Bu yaklaşımı sergileyen velinin okula verdiği öğrenci de “babam parasını verdi istediğim gibi davranırım. Parasını verdim, diplomamı alıp giderim” yaklaşımı sergilemektedir.

Çok eleştirdiğimiz dershaneler kapatıldı ya. Yok kapanmadı, “özel eğitim kurumu” oldu. Düşünsenize, dört sınıflı, toplamda belki 50 belki 80 öğrenciye hizmet veren bir dershane şimdi lise oldu.

Hasbelkader 2 çocuk babasıyım. Gençlere, yolun başındakilere öneri. Çocuğunuzun aldığı notu öğretmenden net isteyin. Devamsızlık olabilir, ama geçerli mazeret olduğuna inanın. Çocuğun okulu değildir aslolan, nereye gitmek istediğidir. Sizin onu başarıya odaklamanızdır. Mesleğe evladınızı dahil etmek değil, evladınızın severek yapacağı mesleğe yönlendirmektir asıl başarı.

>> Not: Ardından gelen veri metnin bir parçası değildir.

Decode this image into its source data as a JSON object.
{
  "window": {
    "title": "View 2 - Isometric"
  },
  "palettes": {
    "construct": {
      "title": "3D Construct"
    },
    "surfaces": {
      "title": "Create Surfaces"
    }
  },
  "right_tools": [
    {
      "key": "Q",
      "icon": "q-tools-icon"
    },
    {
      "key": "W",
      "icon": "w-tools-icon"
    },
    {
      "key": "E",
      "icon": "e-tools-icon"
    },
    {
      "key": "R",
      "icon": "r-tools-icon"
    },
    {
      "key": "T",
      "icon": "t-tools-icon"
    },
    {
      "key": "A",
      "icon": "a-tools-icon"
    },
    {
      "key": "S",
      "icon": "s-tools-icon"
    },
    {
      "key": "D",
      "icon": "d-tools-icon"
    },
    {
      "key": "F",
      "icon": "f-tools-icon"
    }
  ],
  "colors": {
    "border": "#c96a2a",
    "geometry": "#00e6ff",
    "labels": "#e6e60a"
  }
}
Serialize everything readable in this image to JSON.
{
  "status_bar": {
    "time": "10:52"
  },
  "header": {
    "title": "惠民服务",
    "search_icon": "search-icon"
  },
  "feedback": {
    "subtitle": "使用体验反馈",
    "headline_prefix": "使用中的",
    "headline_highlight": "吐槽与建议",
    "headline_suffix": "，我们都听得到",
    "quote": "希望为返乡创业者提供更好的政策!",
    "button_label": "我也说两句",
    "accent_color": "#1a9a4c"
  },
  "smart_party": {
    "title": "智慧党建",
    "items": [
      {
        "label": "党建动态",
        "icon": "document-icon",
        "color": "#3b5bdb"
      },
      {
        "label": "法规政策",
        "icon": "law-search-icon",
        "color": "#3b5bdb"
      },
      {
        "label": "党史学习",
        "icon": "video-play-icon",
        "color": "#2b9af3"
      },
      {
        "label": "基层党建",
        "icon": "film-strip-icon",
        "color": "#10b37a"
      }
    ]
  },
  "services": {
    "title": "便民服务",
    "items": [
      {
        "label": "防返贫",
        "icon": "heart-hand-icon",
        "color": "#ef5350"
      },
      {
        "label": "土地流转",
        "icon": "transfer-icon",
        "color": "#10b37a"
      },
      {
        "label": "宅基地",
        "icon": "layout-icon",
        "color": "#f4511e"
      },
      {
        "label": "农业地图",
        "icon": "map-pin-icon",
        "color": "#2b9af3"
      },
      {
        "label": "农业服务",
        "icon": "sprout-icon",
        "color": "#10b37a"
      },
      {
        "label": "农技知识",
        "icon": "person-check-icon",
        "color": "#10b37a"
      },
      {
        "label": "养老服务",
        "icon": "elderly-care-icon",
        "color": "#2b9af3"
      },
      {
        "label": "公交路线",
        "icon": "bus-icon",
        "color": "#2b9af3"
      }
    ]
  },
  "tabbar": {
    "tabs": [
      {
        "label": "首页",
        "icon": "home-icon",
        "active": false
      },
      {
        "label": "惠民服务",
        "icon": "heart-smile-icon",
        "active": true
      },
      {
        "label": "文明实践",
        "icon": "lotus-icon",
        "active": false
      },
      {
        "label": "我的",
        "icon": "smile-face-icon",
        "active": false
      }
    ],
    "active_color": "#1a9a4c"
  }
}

Evet, paranız varsa özel okula gönderin. Ama önce siz ciddi olun. Evladınız için ödediğiniz para ona “ayrıcalık” tanısın. Ama sadece eğitim, bilgi ve görgüde. Kaliteli, amacına uygun özel okulların alt baraj puanı var. Paranı versen de giremiyorsun. Yani özel okullar iyi öğrenciyi başarı puanı ile almak istiyor, baba parasıyla değil.

Paranızla çocuğunuza kıymayın, “teşekkür” veya “takdir” belgesi vermeyen öğretmene bulaşmayın. Allah’ın verdiği öğrenme yeteneğini inkar etmeyin. Çocuklarımıza sahip çıkacağız, suçlu bile olsalar; suçunu kabul edip evlatlarımıza sahip çıkacağız.